The latest audit alleges $452,281 was overpaid to the schools’ management company, the Institute of Charter School Management and Resources, and says the Ohio Ethics Commission was asked to look into the former school director and her family’s ties to IMR.
“We work to catch and correct any financial issues,” State Auditor Dave Yost said. “Unfortunately, the correcting part isn’t happening at the Richard Allen Schools. Something needs to change – quickly – before any more public dollars are misspent.”
But Dayton-based IMR and school officials argue that the auditor refused to properly interpret the contract between IMR and Richard Allen Schools. The contract was changed to allow the school to pay IMR more money when the old contract expired in December 2012, but state officials say the changes cannot be applied retroactively.
“In no way do we feel IMR has mistreated or misspent the money of the schools,” school Superintendent Michelle Thomas said.
The conflict of interest issues raised by the audit include that former school director Jeanette Harris also was CEO of IMR until she stepped down from both positions in April 2012, and that school Treasurer Felix O’Aku also is chief financial officer of IMR.
Thomas is Harris’ daughter and is now superintendent of Richard Allen Schools and CEO of IMR.
“Due to (the) close relationship between the School and the Management Company, the Auditor of State believes there is a conflict of interest and this issue has been referred to the Ohio Ethics Commission,” the audit says.
In their official response to the audit, school officials wrote that they changed the school structure so the treasurer reports directly to the school board and they are requiring IMR to keep better expense records, but they are contesting many of the findings and any assertion that there’s a conflict of interest.
The audit released Wednesday was from payments for the 2011-2012 school year. Another audit released in February of the 2010-2011 school year claimed nearly $860,000 was overpaid to IMR that year.
A special audit covering July 1, 2008 through June 30, 2010 included another $929,850 in findings for recovery.
The schools in Dayton are Richard Allen Academy at 700 Heck Ave., Richard Allen Academy II at 184 Salem Ave. and Richard Allen Preparatory at 627 Salem Ave. The Hamilton school is Richard Allen Academy III at 1206 Shuler Avenue.
The schools in Dayton perform better than the Dayton city school district; the Hamilton school has lower scores than the public school district. They have nearly 1,000 students combined.
“If you take a look at Richard Allen’s history, we’re doing an excellent job of educating the students,” Thomas said. “We’re working very hard to educate our students and the money is being spent for the students’ education.”
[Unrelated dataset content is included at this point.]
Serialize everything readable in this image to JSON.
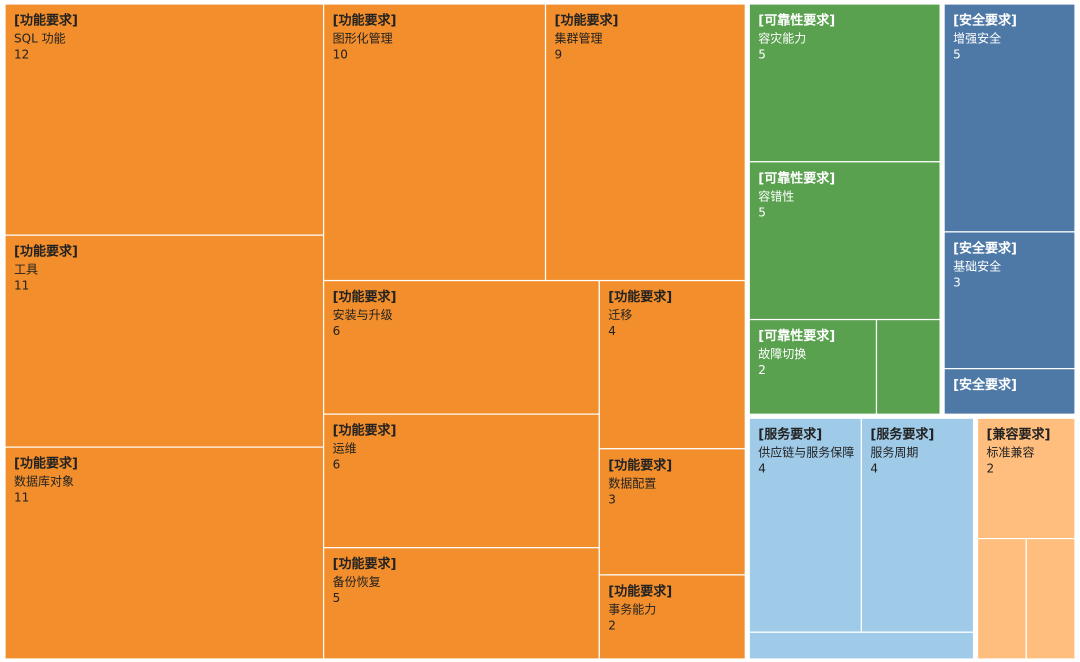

State: Charter schools owe millions
April 2011 – State auditors launched an investigation into Richard Allen Schools after discovering $89,067 in funds allegedly misspent on things including overpayments to board members and buildings owned by the schools’ management company, the Institute of Charter School Management and Resources.
June 2011 – A Dayton Daily News investigation found that of the $6.5 million in tax dollars Richard Allen Schools received in 2009, more than $1 million went toward management and consulting firms founded by Jeanette C. Harris, Richard Allen’s CEO and president. The only oversight came from entities with which she had close ties.
Feb. 2012 – The Ohio auditor’s office said “booze, missing money, missing records and self-dealing” led to $929,850 in findings for recovery in a special audit of Richard Allen Academy charter schools.
Feb. 2013 – The Ohio auditor’s office again issued findings for recovery involving Richard Allen Academy charter schools, saying their management company owes taxpayers another $860,000.
Nov. 2013 – The latest audit alleges $452,281 was overpaid to the schools’ management company and says the Ohio Ethics Commission was asked to look into the former school director and her family’s ties to IMR.